Unlike their counterparts in budding yeast Saccharomyces cerevisiae, the glycoproteins of Schizosaccharomyces pombe contain, in addition to alpha-D-mannose (Man), a large number of alpha-D-galactose (Gal) residues. In both yeasts, large outer chains are attached to the oligosaccharide cores of glycoproteins during export via Golgi. Formation of the yeast-specific large outer chain is initiated by alpha-1,6-mannosylatransferase encoded by the och1+ gene, the disruption of which blocked outer chain elongation. We previously reported that N-linked oligosaccharide structures of S. pombe och1Delta mutant consisted of Gal(2-6)Man(9)GlcNAc(2) with alpha-linked Gal residues attached to the core oligosaccharide moiety. The disruption of gms1+, a gene encoding the UDP-galactose transporter required for the synthesis of galactomannan, abolished cell surface galactosylation in S. pombe.

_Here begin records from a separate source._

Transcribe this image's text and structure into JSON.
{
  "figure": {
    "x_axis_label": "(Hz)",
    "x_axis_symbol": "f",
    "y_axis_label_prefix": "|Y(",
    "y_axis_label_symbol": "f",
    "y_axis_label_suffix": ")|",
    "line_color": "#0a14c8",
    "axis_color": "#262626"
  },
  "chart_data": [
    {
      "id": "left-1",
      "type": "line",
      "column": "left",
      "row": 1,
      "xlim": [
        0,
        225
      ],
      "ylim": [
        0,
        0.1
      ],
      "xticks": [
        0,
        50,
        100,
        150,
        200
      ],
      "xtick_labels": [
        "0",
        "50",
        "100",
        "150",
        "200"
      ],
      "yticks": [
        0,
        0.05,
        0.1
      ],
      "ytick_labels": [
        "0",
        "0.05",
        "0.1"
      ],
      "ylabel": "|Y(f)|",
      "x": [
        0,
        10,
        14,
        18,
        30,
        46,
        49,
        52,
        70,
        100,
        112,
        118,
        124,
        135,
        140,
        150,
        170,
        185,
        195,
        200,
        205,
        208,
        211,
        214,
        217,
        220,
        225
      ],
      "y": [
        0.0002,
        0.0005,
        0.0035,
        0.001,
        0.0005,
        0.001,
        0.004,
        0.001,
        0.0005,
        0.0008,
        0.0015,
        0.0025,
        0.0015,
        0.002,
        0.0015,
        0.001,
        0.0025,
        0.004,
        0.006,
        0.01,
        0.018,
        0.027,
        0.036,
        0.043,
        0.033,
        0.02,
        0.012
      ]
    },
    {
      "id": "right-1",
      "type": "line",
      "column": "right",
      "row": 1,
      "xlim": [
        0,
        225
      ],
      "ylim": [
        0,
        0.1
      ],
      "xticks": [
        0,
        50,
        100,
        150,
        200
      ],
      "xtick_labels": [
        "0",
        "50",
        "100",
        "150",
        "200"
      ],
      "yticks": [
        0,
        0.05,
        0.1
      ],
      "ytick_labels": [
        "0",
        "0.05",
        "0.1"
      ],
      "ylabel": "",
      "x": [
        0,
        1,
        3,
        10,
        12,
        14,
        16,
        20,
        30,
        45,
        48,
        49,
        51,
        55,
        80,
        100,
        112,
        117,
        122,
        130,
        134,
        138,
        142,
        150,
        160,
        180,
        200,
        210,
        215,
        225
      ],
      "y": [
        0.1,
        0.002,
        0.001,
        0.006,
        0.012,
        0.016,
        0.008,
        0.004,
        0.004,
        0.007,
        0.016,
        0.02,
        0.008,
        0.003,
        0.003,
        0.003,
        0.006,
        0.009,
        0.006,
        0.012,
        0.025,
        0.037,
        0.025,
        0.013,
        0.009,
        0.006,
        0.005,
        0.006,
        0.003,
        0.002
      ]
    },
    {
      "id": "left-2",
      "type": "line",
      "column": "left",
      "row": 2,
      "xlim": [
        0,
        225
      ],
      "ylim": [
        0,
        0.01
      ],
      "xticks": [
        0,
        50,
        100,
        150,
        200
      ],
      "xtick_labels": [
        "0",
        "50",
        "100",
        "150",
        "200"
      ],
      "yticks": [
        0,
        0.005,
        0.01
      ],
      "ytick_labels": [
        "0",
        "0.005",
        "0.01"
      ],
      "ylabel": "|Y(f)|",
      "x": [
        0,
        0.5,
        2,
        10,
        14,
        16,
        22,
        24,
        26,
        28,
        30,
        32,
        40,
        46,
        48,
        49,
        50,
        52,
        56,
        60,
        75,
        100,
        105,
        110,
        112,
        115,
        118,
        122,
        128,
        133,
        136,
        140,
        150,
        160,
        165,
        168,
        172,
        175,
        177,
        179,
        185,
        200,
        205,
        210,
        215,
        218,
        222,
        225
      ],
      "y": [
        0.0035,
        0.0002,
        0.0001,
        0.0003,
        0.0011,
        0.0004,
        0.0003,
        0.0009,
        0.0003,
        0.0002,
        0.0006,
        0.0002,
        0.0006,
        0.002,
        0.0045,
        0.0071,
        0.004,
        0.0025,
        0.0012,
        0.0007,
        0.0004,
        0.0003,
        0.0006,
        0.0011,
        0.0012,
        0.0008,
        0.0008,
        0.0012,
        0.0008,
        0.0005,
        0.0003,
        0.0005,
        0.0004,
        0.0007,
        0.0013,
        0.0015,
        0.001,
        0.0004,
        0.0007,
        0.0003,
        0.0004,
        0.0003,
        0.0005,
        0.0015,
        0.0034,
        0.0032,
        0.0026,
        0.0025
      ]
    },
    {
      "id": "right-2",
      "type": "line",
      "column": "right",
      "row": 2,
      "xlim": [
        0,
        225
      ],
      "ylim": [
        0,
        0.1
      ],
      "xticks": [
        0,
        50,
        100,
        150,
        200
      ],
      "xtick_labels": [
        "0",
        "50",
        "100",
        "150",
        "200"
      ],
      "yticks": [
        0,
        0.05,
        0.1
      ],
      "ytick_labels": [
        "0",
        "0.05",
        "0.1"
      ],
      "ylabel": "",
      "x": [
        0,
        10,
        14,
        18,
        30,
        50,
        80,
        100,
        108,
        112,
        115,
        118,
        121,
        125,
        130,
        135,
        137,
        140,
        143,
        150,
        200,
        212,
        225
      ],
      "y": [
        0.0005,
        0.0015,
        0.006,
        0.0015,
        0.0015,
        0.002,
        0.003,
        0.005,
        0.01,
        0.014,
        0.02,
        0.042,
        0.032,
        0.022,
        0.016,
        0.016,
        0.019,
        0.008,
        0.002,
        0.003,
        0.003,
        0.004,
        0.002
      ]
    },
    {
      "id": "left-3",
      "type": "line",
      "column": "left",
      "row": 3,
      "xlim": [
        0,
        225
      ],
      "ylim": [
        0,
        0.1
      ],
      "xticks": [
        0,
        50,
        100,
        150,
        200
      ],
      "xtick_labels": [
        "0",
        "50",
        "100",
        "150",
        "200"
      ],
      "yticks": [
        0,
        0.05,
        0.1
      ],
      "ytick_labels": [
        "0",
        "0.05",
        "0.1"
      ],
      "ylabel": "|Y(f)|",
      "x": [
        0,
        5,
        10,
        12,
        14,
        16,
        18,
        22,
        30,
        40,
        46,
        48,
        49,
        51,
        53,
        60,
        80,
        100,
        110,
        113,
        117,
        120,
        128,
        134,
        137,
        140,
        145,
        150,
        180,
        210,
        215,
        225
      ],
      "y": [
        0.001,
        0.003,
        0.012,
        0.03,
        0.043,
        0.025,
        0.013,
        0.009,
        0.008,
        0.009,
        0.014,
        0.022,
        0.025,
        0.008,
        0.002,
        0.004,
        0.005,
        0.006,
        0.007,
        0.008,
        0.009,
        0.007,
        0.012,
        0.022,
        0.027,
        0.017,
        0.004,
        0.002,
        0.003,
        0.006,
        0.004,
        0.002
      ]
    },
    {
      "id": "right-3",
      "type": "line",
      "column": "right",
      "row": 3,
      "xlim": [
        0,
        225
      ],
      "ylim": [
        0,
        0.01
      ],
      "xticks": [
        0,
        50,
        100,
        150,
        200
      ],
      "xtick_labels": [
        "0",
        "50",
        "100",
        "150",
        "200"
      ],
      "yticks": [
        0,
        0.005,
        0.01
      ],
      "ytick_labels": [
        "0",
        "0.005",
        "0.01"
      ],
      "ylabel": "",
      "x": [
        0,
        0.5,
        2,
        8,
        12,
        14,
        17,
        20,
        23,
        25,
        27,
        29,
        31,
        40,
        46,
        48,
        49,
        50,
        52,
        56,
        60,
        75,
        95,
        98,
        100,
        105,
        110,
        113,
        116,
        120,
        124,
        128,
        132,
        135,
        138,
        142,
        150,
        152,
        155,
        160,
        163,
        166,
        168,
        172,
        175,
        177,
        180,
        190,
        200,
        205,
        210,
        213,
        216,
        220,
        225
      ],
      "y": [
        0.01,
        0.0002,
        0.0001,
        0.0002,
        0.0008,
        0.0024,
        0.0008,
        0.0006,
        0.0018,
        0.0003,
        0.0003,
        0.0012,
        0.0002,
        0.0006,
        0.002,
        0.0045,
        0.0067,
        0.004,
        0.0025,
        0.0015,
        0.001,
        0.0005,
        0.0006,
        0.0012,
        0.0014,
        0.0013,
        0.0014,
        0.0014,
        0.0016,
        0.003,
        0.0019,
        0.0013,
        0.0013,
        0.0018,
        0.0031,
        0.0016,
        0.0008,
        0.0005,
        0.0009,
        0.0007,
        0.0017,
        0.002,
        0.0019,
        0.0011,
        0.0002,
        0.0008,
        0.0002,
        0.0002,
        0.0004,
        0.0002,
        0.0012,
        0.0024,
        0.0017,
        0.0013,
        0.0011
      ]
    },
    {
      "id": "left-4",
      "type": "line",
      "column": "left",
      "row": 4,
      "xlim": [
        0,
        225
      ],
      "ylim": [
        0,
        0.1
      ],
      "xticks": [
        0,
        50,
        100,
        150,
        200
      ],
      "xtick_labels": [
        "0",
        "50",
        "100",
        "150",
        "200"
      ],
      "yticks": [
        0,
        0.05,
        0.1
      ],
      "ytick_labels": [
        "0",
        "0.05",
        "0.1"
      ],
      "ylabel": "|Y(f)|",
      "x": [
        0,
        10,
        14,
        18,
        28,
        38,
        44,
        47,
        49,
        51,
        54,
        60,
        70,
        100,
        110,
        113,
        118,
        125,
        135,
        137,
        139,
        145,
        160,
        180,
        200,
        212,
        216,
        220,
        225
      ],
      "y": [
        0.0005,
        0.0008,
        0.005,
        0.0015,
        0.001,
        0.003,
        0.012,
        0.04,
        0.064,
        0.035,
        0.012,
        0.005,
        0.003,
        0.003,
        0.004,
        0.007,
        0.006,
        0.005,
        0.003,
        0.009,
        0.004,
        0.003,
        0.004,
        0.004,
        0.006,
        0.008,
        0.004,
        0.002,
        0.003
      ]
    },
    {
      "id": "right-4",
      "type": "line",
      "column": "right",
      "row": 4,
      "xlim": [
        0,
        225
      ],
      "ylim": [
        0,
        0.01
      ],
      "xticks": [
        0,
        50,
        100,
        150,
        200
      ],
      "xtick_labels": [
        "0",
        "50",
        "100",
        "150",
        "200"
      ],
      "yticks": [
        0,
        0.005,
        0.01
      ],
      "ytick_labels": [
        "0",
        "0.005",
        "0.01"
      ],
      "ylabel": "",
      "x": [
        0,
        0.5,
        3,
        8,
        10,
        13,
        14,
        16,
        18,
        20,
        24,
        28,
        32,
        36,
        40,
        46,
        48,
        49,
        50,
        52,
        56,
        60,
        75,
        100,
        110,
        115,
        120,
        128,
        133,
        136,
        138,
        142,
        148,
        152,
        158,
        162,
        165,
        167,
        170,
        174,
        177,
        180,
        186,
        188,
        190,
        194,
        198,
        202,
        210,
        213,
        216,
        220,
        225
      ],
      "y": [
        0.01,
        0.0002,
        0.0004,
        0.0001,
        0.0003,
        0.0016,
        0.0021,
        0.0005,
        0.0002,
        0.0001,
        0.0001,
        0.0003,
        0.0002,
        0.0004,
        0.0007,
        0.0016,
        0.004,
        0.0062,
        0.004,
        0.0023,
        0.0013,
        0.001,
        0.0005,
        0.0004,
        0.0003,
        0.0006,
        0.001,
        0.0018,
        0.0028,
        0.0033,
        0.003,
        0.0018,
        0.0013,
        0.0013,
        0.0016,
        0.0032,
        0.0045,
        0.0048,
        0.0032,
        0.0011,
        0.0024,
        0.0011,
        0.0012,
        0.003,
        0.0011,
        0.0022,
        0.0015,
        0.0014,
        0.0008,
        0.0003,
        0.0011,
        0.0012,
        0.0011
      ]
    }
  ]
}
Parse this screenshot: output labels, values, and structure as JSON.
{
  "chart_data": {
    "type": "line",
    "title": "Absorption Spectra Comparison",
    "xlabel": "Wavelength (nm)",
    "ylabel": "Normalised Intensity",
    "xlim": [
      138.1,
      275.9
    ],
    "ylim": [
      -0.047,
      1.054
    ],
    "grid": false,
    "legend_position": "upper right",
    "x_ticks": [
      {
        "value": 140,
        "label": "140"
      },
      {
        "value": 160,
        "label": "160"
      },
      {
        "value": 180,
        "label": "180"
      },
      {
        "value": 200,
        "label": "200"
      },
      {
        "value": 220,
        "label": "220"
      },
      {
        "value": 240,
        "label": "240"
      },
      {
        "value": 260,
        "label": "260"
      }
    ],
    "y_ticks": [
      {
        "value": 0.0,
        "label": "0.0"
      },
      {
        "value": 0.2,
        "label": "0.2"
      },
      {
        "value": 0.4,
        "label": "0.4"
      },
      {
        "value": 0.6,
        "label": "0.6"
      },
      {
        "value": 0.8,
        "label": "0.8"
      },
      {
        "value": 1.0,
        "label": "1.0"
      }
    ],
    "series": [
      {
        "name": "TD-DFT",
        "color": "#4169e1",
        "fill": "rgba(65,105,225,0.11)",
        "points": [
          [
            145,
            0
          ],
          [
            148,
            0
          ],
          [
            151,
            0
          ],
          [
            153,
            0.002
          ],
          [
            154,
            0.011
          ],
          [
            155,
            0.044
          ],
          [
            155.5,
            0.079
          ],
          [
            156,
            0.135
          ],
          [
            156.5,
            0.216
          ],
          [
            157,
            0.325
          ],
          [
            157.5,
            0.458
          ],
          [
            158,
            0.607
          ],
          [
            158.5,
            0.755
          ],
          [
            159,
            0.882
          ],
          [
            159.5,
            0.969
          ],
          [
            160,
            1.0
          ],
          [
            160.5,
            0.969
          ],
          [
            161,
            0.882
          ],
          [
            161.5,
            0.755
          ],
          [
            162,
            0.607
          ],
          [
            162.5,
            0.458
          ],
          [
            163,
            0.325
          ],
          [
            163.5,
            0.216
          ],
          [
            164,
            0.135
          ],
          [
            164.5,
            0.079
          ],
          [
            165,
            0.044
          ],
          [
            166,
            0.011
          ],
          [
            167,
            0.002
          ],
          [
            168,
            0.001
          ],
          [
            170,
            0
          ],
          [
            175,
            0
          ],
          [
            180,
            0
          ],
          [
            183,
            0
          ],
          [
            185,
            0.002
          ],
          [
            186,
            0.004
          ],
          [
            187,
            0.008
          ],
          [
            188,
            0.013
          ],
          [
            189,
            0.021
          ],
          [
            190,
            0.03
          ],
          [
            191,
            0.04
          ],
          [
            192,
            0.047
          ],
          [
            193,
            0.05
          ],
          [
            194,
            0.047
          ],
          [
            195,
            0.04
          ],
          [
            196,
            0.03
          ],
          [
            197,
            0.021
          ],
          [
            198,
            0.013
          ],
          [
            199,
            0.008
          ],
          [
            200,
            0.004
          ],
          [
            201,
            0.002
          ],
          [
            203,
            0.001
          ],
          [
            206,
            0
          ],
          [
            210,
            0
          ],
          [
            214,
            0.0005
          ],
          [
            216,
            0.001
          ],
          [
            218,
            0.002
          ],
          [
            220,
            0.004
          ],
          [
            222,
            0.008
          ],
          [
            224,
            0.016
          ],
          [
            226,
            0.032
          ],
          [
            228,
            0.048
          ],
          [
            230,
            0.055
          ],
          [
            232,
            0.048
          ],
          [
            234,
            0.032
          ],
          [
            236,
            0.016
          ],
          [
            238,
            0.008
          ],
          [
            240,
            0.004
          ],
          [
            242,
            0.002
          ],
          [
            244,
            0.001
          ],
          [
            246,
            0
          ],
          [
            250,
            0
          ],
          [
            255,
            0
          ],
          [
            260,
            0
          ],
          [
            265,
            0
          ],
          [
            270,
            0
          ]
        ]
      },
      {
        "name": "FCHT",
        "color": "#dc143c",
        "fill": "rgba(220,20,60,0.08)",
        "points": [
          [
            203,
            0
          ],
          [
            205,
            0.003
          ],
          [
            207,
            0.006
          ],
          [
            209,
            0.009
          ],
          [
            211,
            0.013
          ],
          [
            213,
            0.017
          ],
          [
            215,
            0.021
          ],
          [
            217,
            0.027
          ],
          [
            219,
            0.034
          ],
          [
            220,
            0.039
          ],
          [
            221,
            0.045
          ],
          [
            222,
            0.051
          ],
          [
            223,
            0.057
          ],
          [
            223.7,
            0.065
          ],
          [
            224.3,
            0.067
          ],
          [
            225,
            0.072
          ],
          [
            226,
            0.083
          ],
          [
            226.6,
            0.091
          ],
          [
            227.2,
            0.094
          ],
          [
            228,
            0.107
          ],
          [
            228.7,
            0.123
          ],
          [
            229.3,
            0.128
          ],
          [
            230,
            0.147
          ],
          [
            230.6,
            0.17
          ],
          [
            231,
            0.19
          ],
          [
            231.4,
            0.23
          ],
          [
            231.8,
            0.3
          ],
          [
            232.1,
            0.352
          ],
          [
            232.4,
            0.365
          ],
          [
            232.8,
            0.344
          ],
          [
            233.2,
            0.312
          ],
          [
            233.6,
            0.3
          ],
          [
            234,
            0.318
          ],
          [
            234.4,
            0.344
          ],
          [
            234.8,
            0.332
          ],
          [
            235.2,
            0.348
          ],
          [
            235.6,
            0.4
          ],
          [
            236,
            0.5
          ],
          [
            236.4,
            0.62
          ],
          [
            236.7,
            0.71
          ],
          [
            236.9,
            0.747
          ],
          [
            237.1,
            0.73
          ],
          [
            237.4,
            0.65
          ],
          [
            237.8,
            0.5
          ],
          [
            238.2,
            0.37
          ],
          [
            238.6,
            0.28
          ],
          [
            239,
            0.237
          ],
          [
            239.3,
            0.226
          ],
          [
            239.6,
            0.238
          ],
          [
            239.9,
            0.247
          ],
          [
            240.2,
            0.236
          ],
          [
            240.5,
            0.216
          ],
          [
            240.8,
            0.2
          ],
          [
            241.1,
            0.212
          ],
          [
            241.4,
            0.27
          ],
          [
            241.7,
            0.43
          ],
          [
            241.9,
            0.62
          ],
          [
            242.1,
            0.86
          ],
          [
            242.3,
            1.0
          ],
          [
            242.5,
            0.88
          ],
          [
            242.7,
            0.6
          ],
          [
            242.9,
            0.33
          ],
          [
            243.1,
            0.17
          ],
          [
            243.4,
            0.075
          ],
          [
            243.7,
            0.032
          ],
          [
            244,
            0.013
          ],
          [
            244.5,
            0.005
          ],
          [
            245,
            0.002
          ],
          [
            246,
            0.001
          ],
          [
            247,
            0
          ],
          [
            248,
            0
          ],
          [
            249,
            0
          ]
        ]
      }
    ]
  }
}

In this study, we constructed a gms1Deltaoch1Delta double mutant and determined the N- and O-linked oligosaccharide structures present on the cell surface. Oligosaccharides were liberated from glycoproteins by hydrazinolysis and labeled with the fluorophore, 2-aminopyridine. The pyridylaminated N-linked oligosaccharides were analyzed by high-performance liquid chromatography in combination with alpha1,2-mannosidase digestion and partial acetolysis. These analyses revealed that the N-linked oligosaccharides of gms1Deltaoch1Delta cells consisted of alpha1,2-linked Man-extended core oligosaccharides (Man(8-12)GlcNAc2) from which the fission yeast-specific alpha-linked Gal residues were completely absent.